Arc Length of a Curve Let $f:[a,b]\to \mathbb{R}$ be a continuous function, how can you prove (not in the geometric way):
$$
\sqrt{\left(f(b)-f(a)\right)^2+\left(b-a\right)^2}\le\int_a^b \sqrt{1+f'(x)^2}dx
$$
 A: Apply Cauchy–Schwarz on the vectors $u=(f'(x),1)$ and $v=(f(b)-f(a),b-a)$ to find
$$f'(x)(f(b)-f(a)) + (b-a) \leq \sqrt{f'(x)^2 + 1} \sqrt{\left(f(b)-f(a)\right)^2 + \left(b-a\right)^2}$$
Now integrate the inequality over $[a,b]$ to obtain the result
$$\sqrt{\left(f(b)-f(a)\right)^2 + \left(b-a\right)^2} \leq \int_a^b\sqrt{f'(x)^2 + 1}dx$$
${\bf Addendum}$: By considering $u=(f_1'(x),f_2'(x),\ldots,f_n'(x))$ and $v=(f_1(b)-f_1(a),\ldots,f_n(b)-f_n(a))$ the result easily generalizes to
$$\sqrt{\sum_{i=1}^n\left(f_i(b)-f_i(a)\right)^2} \leq \int_a^b\sqrt{\sum_{i=1}^n f_i'(x)^2}dx$$
A: Hint: $$\sqrt{\left(f(b)-f(a)\right)^2+\left(b-a\right)^2} = (b-a)\sqrt{\left(\frac{f(b)-f(a)}{b-a}\right)^2+1} $$
A: More generally you can proof that $\sqrt {\left( \int_a^b f\right)^2+\left( \int_a^b g\right)^2}\leq \int_a^b\sqrt{f^2+g^2}$ differentiating by b.
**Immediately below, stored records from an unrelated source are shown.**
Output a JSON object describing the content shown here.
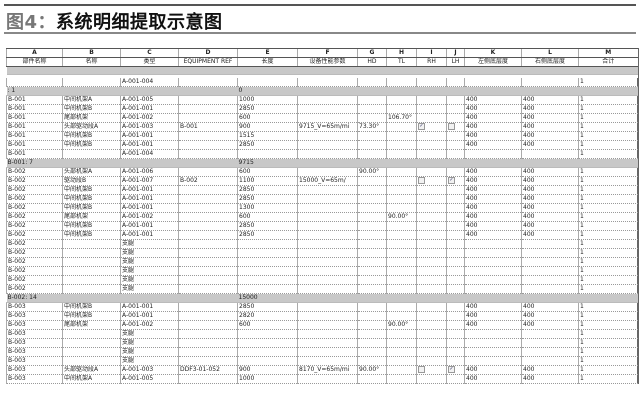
{
  "title": {
    "prefix": "图4：",
    "text": "系统明细提取示意图"
  },
  "columns": {
    "letters": [
      "A",
      "B",
      "C",
      "D",
      "E",
      "F",
      "G",
      "H",
      "I",
      "J",
      "K",
      "L",
      "M"
    ],
    "names": [
      "部件名称",
      "名称",
      "类型",
      "EQUIPMENT REF",
      "长度",
      "设备性能参数",
      "HD",
      "TL",
      "RH",
      "LH",
      "左侧底层度",
      "右侧底层度",
      "合计"
    ]
  },
  "sections": [
    {
      "type": "band",
      "label": "",
      "value": ""
    },
    {
      "type": "row",
      "cells": [
        "",
        "",
        "A-001-004",
        "",
        "",
        "",
        "",
        "",
        "",
        "",
        "",
        "",
        "1"
      ]
    },
    {
      "type": "band",
      "label": ": 1",
      "value": "0"
    },
    {
      "type": "row",
      "cells": [
        "B-001",
        "中间机架A",
        "A-001-005",
        "",
        "1000",
        "",
        "",
        "",
        "",
        "",
        "400",
        "400",
        "1"
      ]
    },
    {
      "type": "row",
      "cells": [
        "B-001",
        "中间机架B",
        "A-001-001",
        "",
        "2850",
        "",
        "",
        "",
        "",
        "",
        "400",
        "400",
        "1"
      ]
    },
    {
      "type": "row",
      "cells": [
        "B-001",
        "尾部机架",
        "A-001-002",
        "",
        "600",
        "",
        "",
        "106.70°",
        "",
        "",
        "400",
        "400",
        "1"
      ]
    },
    {
      "type": "row",
      "cells": [
        "B-001",
        "头部驱动段A",
        "A-001-003",
        "B-001",
        "900",
        "9715_V=65m/mi",
        "73.30°",
        "",
        "checked",
        "unchecked",
        "400",
        "400",
        "1"
      ]
    },
    {
      "type": "row",
      "cells": [
        "B-001",
        "中间机架B",
        "A-001-001",
        "",
        "1515",
        "",
        "",
        "",
        "",
        "",
        "400",
        "400",
        "1"
      ]
    },
    {
      "type": "row",
      "cells": [
        "B-001",
        "中间机架B",
        "A-001-001",
        "",
        "2850",
        "",
        "",
        "",
        "",
        "",
        "400",
        "400",
        "1"
      ]
    },
    {
      "type": "row",
      "cells": [
        "B-001",
        "",
        "A-001-004",
        "",
        "",
        "",
        "",
        "",
        "",
        "",
        "",
        "",
        "1"
      ]
    },
    {
      "type": "band",
      "label": "B-001: 7",
      "value": "9715"
    },
    {
      "type": "row",
      "cells": [
        "B-002",
        "头部机架A",
        "A-001-006",
        "",
        "600",
        "",
        "90.00°",
        "",
        "",
        "",
        "400",
        "400",
        "1"
      ]
    },
    {
      "type": "row",
      "cells": [
        "B-002",
        "驱动段B",
        "A-001-007",
        "B-002",
        "1100",
        "15000_V=65m/",
        "",
        "",
        "unchecked",
        "checked",
        "400",
        "400",
        "1"
      ]
    },
    {
      "type": "row",
      "cells": [
        "B-002",
        "中间机架B",
        "A-001-001",
        "",
        "2850",
        "",
        "",
        "",
        "",
        "",
        "400",
        "400",
        "1"
      ]
    },
    {
      "type": "row",
      "cells": [
        "B-002",
        "中间机架B",
        "A-001-001",
        "",
        "2850",
        "",
        "",
        "",
        "",
        "",
        "400",
        "400",
        "1"
      ]
    },
    {
      "type": "row",
      "cells": [
        "B-002",
        "中间机架B",
        "A-001-001",
        "",
        "1300",
        "",
        "",
        "",
        "",
        "",
        "400",
        "400",
        "1"
      ]
    },
    {
      "type": "row",
      "cells": [
        "B-002",
        "尾部机架",
        "A-001-002",
        "",
        "600",
        "",
        "",
        "90.00°",
        "",
        "",
        "400",
        "400",
        "1"
      ]
    },
    {
      "type": "row",
      "cells": [
        "B-002",
        "中间机架B",
        "A-001-001",
        "",
        "2850",
        "",
        "",
        "",
        "",
        "",
        "400",
        "400",
        "1"
      ]
    },
    {
      "type": "row",
      "cells": [
        "B-002",
        "中间机架B",
        "A-001-001",
        "",
        "2850",
        "",
        "",
        "",
        "",
        "",
        "400",
        "400",
        "1"
      ]
    },
    {
      "type": "row",
      "cells": [
        "B-002",
        "",
        "支腿",
        "",
        "",
        "",
        "",
        "",
        "",
        "",
        "",
        "",
        "1"
      ]
    },
    {
      "type": "row",
      "cells": [
        "B-002",
        "",
        "支腿",
        "",
        "",
        "",
        "",
        "",
        "",
        "",
        "",
        "",
        "1"
      ]
    },
    {
      "type": "row",
      "cells": [
        "B-002",
        "",
        "支腿",
        "",
        "",
        "",
        "",
        "",
        "",
        "",
        "",
        "",
        "1"
      ]
    },
    {
      "type": "row",
      "cells": [
        "B-002",
        "",
        "支腿",
        "",
        "",
        "",
        "",
        "",
        "",
        "",
        "",
        "",
        "1"
      ]
    },
    {
      "type": "row",
      "cells": [
        "B-002",
        "",
        "支腿",
        "",
        "",
        "",
        "",
        "",
        "",
        "",
        "",
        "",
        "1"
      ]
    },
    {
      "type": "row",
      "cells": [
        "B-002",
        "",
        "支腿",
        "",
        "",
        "",
        "",
        "",
        "",
        "",
        "",
        "",
        "1"
      ]
    },
    {
      "type": "band",
      "label": "B-002: 14",
      "value": "15000"
    },
    {
      "type": "row",
      "cells": [
        "B-003",
        "中间机架B",
        "A-001-001",
        "",
        "2850",
        "",
        "",
        "",
        "",
        "",
        "400",
        "400",
        "1"
      ]
    },
    {
      "type": "row",
      "cells": [
        "B-003",
        "中间机架B",
        "A-001-001",
        "",
        "2820",
        "",
        "",
        "",
        "",
        "",
        "400",
        "400",
        "1"
      ]
    },
    {
      "type": "row",
      "cells": [
        "B-003",
        "尾部机架",
        "A-001-002",
        "",
        "600",
        "",
        "",
        "90.00°",
        "",
        "",
        "400",
        "400",
        "1"
      ]
    },
    {
      "type": "row",
      "cells": [
        "B-003",
        "",
        "支腿",
        "",
        "",
        "",
        "",
        "",
        "",
        "",
        "",
        "",
        "1"
      ]
    },
    {
      "type": "row",
      "cells": [
        "B-003",
        "",
        "支腿",
        "",
        "",
        "",
        "",
        "",
        "",
        "",
        "",
        "",
        "1"
      ]
    },
    {
      "type": "row",
      "cells": [
        "B-003",
        "",
        "支腿",
        "",
        "",
        "",
        "",
        "",
        "",
        "",
        "",
        "",
        "1"
      ]
    },
    {
      "type": "row",
      "cells": [
        "B-003",
        "",
        "支腿",
        "",
        "",
        "",
        "",
        "",
        "",
        "",
        "",
        "",
        "1"
      ]
    },
    {
      "type": "row",
      "cells": [
        "B-003",
        "头部驱动段A",
        "A-001-003",
        "DDF3-01-052",
        "900",
        "8170_V=65m/mi",
        "90.00°",
        "",
        "unchecked",
        "checked",
        "400",
        "400",
        "1"
      ]
    },
    {
      "type": "row",
      "cells": [
        "B-003",
        "中间机架A",
        "A-001-005",
        "",
        "1000",
        "",
        "",
        "",
        "",
        "",
        "400",
        "400",
        "1"
      ]
    }
  ]
}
In fact you obtaine $$\frac{f\int_a^b f+g\int_a^b g}{\sqrt{\left(\int_a^b f \right)^2+\left(\int_a^b g\right)^2}}\stackrel{?}{\leq} \sqrt{f^2+g^2}$$ 
that is $0\stackrel{?}{\leq} \left( f \int_a^b g- g \int_a^bf \right)^2$.
A: Hint
The lhs is the distance between points $[a,f(a)]$ and $[b,f(b)]$ along the line which joins them. And since the shortest distance between two points is ...
I am sure that you can take from here.